NINO (Pauline Loquès, 17 sep) LLL
Sans y avoir été préparé, Nino apprend qu'il est atteint d'un cancer, et qu'il doit commencer un traitement trois jours plus tard. Son vingt-neuvième anniversaire tombe dans l'intervalle. Un concours de circonstances l'amène également à passer ces quelques jours hors de chez lui... Sur le papier, il aurait pu s'agir d'un drame banal, mais, pour son premier long métrage, Pauline Loquès nous offre un petit miracle cinématographique. Certains commentaires ont pensé à Cléo de 5 à 7 (autre histoire d'inquiétude médicale sur un temps resserré). Mais la réalisatrice, au lieu de s'inspirer de l'inimitable, nous propose autre chose : un très beau portrait de jeune homme (Théodore Pellerin), à travers une suite de scènes inattendues. On en apprend sur lui au même rythme qu'il en apprend sur lui-même, au fil de ses interactions avec les autres. On sent la cinéaste pleine de tendresse pour tous les personnages, et cette absence rare de cynisme donne son cachet à ce coup d'essai, non dénué d'humour, extrêmement prometteur.
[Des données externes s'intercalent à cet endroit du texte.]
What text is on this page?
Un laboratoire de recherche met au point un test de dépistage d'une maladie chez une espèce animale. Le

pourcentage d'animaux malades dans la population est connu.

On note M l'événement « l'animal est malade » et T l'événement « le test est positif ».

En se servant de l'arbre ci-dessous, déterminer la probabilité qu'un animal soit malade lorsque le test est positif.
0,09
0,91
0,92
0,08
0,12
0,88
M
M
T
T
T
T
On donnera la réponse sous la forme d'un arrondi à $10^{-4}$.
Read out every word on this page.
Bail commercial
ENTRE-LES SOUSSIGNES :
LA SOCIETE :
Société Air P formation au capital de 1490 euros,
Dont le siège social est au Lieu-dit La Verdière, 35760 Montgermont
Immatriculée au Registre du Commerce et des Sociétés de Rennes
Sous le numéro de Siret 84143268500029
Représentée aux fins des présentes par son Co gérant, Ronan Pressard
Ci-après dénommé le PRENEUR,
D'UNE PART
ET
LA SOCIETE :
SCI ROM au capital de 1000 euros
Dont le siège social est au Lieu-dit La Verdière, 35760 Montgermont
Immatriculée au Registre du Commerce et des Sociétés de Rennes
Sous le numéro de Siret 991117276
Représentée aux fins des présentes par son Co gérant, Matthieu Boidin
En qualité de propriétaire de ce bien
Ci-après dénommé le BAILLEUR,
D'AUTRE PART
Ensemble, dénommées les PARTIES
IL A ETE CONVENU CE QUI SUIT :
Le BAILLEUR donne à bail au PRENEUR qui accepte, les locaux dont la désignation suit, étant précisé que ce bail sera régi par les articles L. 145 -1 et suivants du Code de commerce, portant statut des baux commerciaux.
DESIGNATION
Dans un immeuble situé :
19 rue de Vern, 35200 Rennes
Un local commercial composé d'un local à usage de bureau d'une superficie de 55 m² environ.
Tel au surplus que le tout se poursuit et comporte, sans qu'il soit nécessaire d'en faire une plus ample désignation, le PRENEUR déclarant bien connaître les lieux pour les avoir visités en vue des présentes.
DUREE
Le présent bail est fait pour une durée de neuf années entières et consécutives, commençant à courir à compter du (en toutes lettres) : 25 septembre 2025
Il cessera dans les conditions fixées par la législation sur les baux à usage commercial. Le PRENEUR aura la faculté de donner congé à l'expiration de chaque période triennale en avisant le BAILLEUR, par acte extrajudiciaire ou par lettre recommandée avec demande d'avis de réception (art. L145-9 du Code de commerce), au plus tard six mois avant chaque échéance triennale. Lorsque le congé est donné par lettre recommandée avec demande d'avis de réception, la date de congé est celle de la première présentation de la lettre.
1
SIRÂT (Oliver Laxe, 10 sep) LLL
Au coeur du désert marocain, Luis, accompagné de son jeune fils Esteban, rejoint une rave party, dans l'espoir de retrouver sa fille aînée qui a disparu quelques mois plus tôt. Puis ils suivent un noyau dur de raveurs vers un autre rassemblement clandestin, alors que la radio informe de la militarisation croissante du monde... Le film est donc une épopée sensorielle, entre le son des musiques électroniques et les paysages arides des montagnes et des pistes périlleuses. Un périple à la Werner Herzog (Aguirre, la colère de Dieu et Fitzcarraldo), mais avec également des coups de théâtre inouïs. Un film choc, mais dont le sens n'est pas très explicite. Peut-être une ode à des liens de solidarité solides à l'écart des puissants, malgré les menaces de chaos, en recherchant la dignité du présent plutôt qu'un vague flottement sans grâce (pour paraphraser une talentueuse autrice écosocialiste).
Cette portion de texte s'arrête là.